Önümüzdeki yıl başlayacak Artemis görevleriyle NASA, 2024'te astronotların Ay'a göndermeyi hedefliyor ve 10 yıllık bir sürecin sonunda kalıcı bir Ay üssü kurmayı olanlıyor. Bu, Dünya dışı bir yüzeyde inşa edilen ilk “ev” olacak ve bilim insanları eşi benzeri görülmemiş zorluklarla karşı karşıya.
Zira Ay’a büyük miktarda inşaat malzemesi göndermek, hem zamansal hem de finansal açıdan çok maliyetli.
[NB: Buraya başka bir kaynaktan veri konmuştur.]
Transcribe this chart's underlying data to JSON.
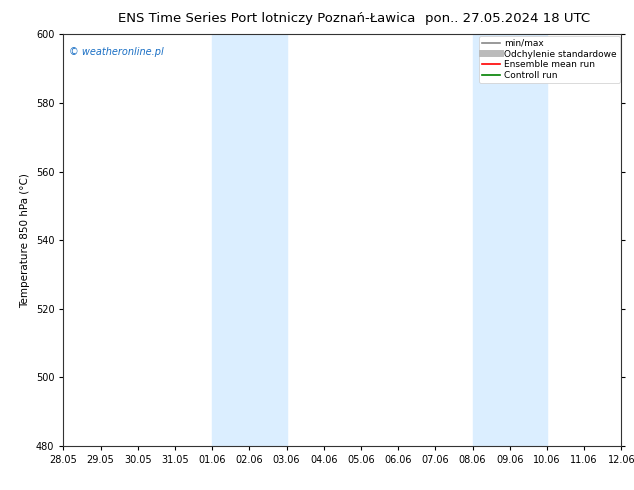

Ancak Teksas merkezli girişim ICON, bilimkurgu filmlerini aratmayan bir çözüm sunuyor: 3 boyutlu yazıcıyla Ay tozundan üs yaratmak.
Girişimin kurucusu ve CEO’su Jason Ballard, ICON'un Ay tozunu beton benzeri bir malzemeye dönüştürebilecek bir teknoloji geliştirmek için NASA’yla birlikte çalıştığını söylüyor.
Ay regoliti diye de bilinen Ay tozu, uydunun yüzeyini kaplayan, göktaşlarının milyonlarca yıl boyunca yüzeye çarpmasıyla meydana gelen minik cam parçalarından ve minerallerden oluşan kum benzeri bir malzeme. Ayrıca, keskin, aşındırıcı ve son derece yapışkan. Öyle ki Apollo astronotları, uzay kıyafetleri de dahil olmak üzere her şeye yapıştığını tespit etmişti. Bol miktarda bulunduğu için ICON’un başarılı olduğu durumda önemli hammadde kaynağı olabilir.

Olympus Projesi
Girişim, söz konusu projeye Güneş Sistemi’ndeki bilinen en büyük yanardağın, yani Mars’ta yer alan Olympus Mons’un ismini verdi. Olympus Projesi’nin ismi, ekibin karşılaştığı dağ gibi zorlukları iyi yansıtıyor. Ancak Ballard’ın hedefi  Ay’la sınırlı değil. Girişimci bir ay habitatı yaratarak, Dünya üzerindeki inşaat faaliyetlerini de daha temiz, daha hızlı ve ucuz hale getirmeyi umuyor.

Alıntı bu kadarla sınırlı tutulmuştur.